许衿严的瞳孔骤然一缩,耳边轰隆一声,紧接着什么也听不清了。
“你说这人怎么能这么恶心?简直是禽兽不如,死不足惜。”王艳还拉着二人滔滔不绝地骂个没完。
周医生注意到眼前人的面色苍白,赶紧出声叫他:“小许?你怎么了,不舒服吗?”
许衿严猛地回过神来,“没事,应该昨晚没睡好。

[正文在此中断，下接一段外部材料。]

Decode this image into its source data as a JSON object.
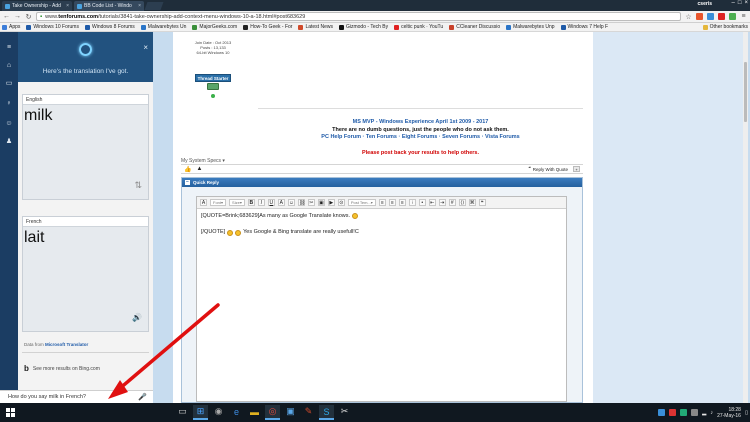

”
心中隐约有了一个猜想。
午休时间,许衿严把汪铎约到了医院楼下的咖啡馆。
“许医生怎么今天突然想到找我出来?”汪铎进门叫来服务生点了杯拿铁,坐在椅子上就开始回头张望,有些怀疑地问:“就咱俩?”
许衿严点了点头,直奔主题,“赵泰那事儿……是他做的吗?”
汪铎抿了口面前的咖啡,反问他:“许医生难道不是心里已经有答案了?”
“他为什么要……”许衿严欲言又止。
“关于这个……”汪铎苦笑一下,摊了摊手,“我也觉得很奇怪啊,明明对于他来说,直接杀了那孙子是最省事儿的。可他为什么还要花这么长时间费尽心思找证据、请律师,一步一步通过法律程序把赵泰送上审判庭呢?”
“……”许衿严沉默了。
“许医生觉得是为什么?”汪铎顿了顿,突然抬眸看向许衿严,挑了下眉,“总不可能是我兄弟这人单纯对公平正义抱有朴素的向往和追求吧?”
许衿严短暂一怔,很快就知晓了这话里的含义。
“这年头,法盲都能对刑法法条倒背如流了,可见爱情的力量有多伟大。”汪铎打扫干净杯子里的最后一口拿铁,起身道别:“先走了,许医生,谢谢你的咖啡。”
“好……”许衿严机械般点了点头。
他吸了下鼻子,莫名走了神。
记忆在一瞬间被拉扯出来,回到了十五年前那个夏天。
“你父亲这件事儿很难办。”赵泰故作为难地摇摇头,轻轻锁上办公室的门。
他转身捏了捏许衿严的肩膀,露出一脸淫笑:“小许,如果你同意跟赵叔睡一晚上,赵叔帮你想办法,该给的赔偿我都愿意出。”
“不可能。”许衿严下意识地推开他的手,后退了两步。
赵泰步步紧逼,向前将许衿严抵在了大办公桌前,死死摁住他的双手,恶意地顶了一下他的后臀,威胁道:“你不要不知好歹,否则无论是丧葬费还是抚恤金,我都能让你们家一分钱都拿不到。”
说罢,赵泰将手伸进了许衿严的衣服里,狠狠摸了一把,又要去摸他的脸。
彼时男孩的个头只堪堪够到赵泰的肩膀,被男人几乎是以绝对的力量压制着。
眼看就要被那人扒掉裤子,许衿严回过头,用尽所有力气咬住了赵泰的胳膊。
“我操!!!”赵泰痛得放声大叫:“快松开!”
任由身后的人如何打骂,许衿严死死地咬着那人的肉不松口。